Ce rapport paraît établir que Maitre Petitjean, avocat-conseil de la Trufobel, recevait de cet organisme une mensualité régulière.

L'ordre prohibe ce genre de paiements, l'avocat ne peut recevoir que des honoraires pour chacune de ses interventions. Et, fait plus grave, le rapport signale que Maître Petitjean recevait cette mensualité, alors qu'il était ministre.

Or, on sait que le ministre doit cesser toute espèce d'activité professionnelle.

Dans la liste des chèques qui a été publiée, figure un payement de 23,500 fr., fait le 29 juin 1932. époque à laquelle M. Petitjean était ministre.

Maître Petitjean a fait valoir que ce chèque avait été créé à l'ordre de la Trufobel.

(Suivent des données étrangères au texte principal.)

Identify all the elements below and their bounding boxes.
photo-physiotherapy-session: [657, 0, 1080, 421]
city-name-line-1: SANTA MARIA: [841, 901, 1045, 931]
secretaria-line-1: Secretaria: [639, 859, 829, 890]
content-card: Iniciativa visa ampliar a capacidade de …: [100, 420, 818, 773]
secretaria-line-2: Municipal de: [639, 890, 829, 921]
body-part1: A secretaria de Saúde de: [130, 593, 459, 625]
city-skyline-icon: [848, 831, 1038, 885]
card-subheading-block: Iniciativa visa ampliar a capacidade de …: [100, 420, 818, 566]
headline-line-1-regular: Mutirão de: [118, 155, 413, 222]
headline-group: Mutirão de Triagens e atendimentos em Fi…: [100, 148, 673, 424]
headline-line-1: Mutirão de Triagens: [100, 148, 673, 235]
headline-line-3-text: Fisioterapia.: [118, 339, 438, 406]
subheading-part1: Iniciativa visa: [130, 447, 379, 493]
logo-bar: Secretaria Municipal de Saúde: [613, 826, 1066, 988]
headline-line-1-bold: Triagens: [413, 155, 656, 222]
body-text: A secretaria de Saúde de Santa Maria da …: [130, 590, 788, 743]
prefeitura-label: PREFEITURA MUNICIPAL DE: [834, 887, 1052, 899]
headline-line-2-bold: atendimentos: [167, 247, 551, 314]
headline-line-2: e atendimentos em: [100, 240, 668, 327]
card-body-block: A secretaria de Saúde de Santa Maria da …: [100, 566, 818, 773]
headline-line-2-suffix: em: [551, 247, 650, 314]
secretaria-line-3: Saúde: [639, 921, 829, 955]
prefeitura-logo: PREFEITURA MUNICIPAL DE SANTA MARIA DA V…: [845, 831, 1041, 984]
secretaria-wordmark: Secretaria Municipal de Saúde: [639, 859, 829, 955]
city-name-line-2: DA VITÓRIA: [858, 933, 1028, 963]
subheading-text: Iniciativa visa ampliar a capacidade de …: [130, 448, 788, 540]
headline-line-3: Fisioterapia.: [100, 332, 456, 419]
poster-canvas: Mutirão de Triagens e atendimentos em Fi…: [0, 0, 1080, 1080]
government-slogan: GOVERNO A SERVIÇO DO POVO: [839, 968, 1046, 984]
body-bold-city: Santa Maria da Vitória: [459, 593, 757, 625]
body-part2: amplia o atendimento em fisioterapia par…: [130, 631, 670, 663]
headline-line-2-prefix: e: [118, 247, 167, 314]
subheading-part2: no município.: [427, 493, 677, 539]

Mais dans les milieux du barreau on estime que Maître Petitjean, ministre, n'avait plus en aucune façon à s'occuper des affaires de la Trufobel.

D'autre part, la Trufobel avait créé une société civile d'obligataires. dont les obligations devaient être gagées par des titres de rente belge.

Cette affaire dût être liquidée lorsque survint la liquidation de la Trufobel. Les obligataires, lésés, avaient désigné Maître Petitjean comme séquestre avec mission d'obtenir pour eux le plus grand remboursement possible.

Or, Maître Petijean fût nommé liquidateur de la Trufobel. Il avait donc ainsi la charge de deux intérêts opposés, ce qui paraît aussi contraire aux règles de l'ordre.

Aussi, croyons-nous savoir que Maître Petitjean va être invité à s'expliquer.